Gujral’s long parliamentary and political career aided in boosting ties between the USSR and India at the highest levels.
Triloki Nath Kaul
T.N. Kaul was one of India’s foremost diplomats in the early years. A civil service officer, Kaul served as India’s ambassador to the USSR between 1962 and 1966. He eventually became foreign secretary between 1968 and 1972 and was appointed India’s ambassador to the US in 1973 until 1976.
It was during his second tenure as ambassador to the USSR between 1986 and 1989, which was post-retirement, that he enjoyed the rank of a cabinet minister.
Kaul also served as India’s deputy high commissioner in London, as well as ambassador to Iran from 1958 to 1960.
Siddhartha Shankar Ray
Ray, a senior Congress politician, was chief minister of West Bengal (1972-1977) and held a number of cabinet positions throughout his long tenure in politics.
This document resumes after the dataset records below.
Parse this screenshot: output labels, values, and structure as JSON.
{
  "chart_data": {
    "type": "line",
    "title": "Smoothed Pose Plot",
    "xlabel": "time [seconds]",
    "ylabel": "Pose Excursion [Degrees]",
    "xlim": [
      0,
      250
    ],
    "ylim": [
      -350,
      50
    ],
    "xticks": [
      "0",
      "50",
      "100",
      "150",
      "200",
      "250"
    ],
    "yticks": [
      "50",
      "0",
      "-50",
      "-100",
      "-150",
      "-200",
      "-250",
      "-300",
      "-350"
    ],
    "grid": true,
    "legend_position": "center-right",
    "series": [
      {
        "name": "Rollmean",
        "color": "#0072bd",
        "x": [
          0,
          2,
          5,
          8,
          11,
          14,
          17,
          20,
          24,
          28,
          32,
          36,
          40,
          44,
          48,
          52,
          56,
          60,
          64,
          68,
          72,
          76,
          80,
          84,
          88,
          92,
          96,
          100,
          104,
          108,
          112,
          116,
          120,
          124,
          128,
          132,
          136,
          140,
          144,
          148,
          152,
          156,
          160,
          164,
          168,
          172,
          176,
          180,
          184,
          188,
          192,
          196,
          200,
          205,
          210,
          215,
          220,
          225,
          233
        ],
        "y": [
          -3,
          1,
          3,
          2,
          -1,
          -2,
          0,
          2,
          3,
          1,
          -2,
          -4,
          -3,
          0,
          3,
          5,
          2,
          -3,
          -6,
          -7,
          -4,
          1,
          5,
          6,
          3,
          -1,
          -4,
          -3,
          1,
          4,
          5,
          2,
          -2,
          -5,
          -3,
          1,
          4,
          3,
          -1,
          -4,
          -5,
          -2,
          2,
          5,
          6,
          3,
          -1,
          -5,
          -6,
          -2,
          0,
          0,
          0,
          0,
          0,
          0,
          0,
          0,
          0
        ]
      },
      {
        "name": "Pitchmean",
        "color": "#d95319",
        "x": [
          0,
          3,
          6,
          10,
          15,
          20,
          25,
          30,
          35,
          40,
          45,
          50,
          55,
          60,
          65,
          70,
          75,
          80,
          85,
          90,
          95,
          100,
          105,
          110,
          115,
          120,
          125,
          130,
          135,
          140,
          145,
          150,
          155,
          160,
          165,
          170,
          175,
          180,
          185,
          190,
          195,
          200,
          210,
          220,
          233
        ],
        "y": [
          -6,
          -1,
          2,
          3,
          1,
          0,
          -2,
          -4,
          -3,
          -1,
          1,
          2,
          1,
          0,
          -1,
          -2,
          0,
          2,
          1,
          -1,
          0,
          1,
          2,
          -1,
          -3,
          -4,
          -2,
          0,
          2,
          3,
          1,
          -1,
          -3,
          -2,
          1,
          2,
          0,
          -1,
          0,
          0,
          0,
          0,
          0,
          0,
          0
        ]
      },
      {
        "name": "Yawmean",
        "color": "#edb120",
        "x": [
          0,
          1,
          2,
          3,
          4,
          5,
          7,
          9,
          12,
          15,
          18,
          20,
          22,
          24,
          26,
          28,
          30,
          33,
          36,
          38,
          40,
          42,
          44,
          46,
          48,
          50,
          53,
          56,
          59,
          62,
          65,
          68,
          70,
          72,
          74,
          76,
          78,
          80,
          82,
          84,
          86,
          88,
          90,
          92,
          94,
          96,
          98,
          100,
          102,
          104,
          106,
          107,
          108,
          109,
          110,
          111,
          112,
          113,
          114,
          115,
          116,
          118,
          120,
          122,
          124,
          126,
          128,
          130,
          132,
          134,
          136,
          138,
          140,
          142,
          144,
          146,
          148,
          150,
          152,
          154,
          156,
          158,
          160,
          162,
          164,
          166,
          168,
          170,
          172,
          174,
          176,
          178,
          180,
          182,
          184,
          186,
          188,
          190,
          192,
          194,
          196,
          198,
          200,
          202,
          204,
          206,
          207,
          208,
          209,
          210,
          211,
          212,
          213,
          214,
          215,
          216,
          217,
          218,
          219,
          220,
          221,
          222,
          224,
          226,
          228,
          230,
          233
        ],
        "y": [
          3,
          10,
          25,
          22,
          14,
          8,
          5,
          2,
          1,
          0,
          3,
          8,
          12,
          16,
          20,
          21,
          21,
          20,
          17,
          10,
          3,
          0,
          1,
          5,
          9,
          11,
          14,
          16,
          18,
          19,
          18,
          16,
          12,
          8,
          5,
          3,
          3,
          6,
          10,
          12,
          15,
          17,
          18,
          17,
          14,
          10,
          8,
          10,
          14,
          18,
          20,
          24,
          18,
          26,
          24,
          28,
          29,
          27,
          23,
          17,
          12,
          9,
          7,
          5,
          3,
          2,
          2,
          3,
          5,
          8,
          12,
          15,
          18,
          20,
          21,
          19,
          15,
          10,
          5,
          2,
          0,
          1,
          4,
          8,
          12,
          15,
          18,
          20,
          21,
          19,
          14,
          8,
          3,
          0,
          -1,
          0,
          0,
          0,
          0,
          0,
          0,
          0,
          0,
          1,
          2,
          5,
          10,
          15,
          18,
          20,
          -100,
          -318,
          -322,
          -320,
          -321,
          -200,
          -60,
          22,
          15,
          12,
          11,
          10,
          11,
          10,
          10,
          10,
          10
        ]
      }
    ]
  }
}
In 1992, he was appointed as India’s ambassador to the US till 1996, despite never visiting the country or having any prior diplomatic experience.
As a politician, while his record was mixed, he was considered an important troubleshooter for the Congress, and had at one point even discussed with then PM Indira Gandhi the Emergency powers underlined within the Constitution of India.
His appointment came with the protocol of a cabinet minister. It was Ray’s tenure that saw a thaw in ties between India and the US, before the Pokhran nuclear tests in 1998 halted the growing engagement between New Delhi and Washington.
Then PM Narasimha Rao travelled to the US in 1994, while Ray was envoy, and the visit was considered successful.
Laxmi Mall Singhvi
L.M. Singhvi was India’s second longest serving High Commissioner to the UK, a post he held between 1991 and 1997. Before being appointed as a diplomat, Singhvi was a jurist and parliamentarian.
During his tenure as high commissioner, he enjoyed the rank of cabinet minister. His only son, Abhishek Manu Singhvi, is a senior advocate and member of the Rajya Sabha, representing the state of Telangana for the Congress.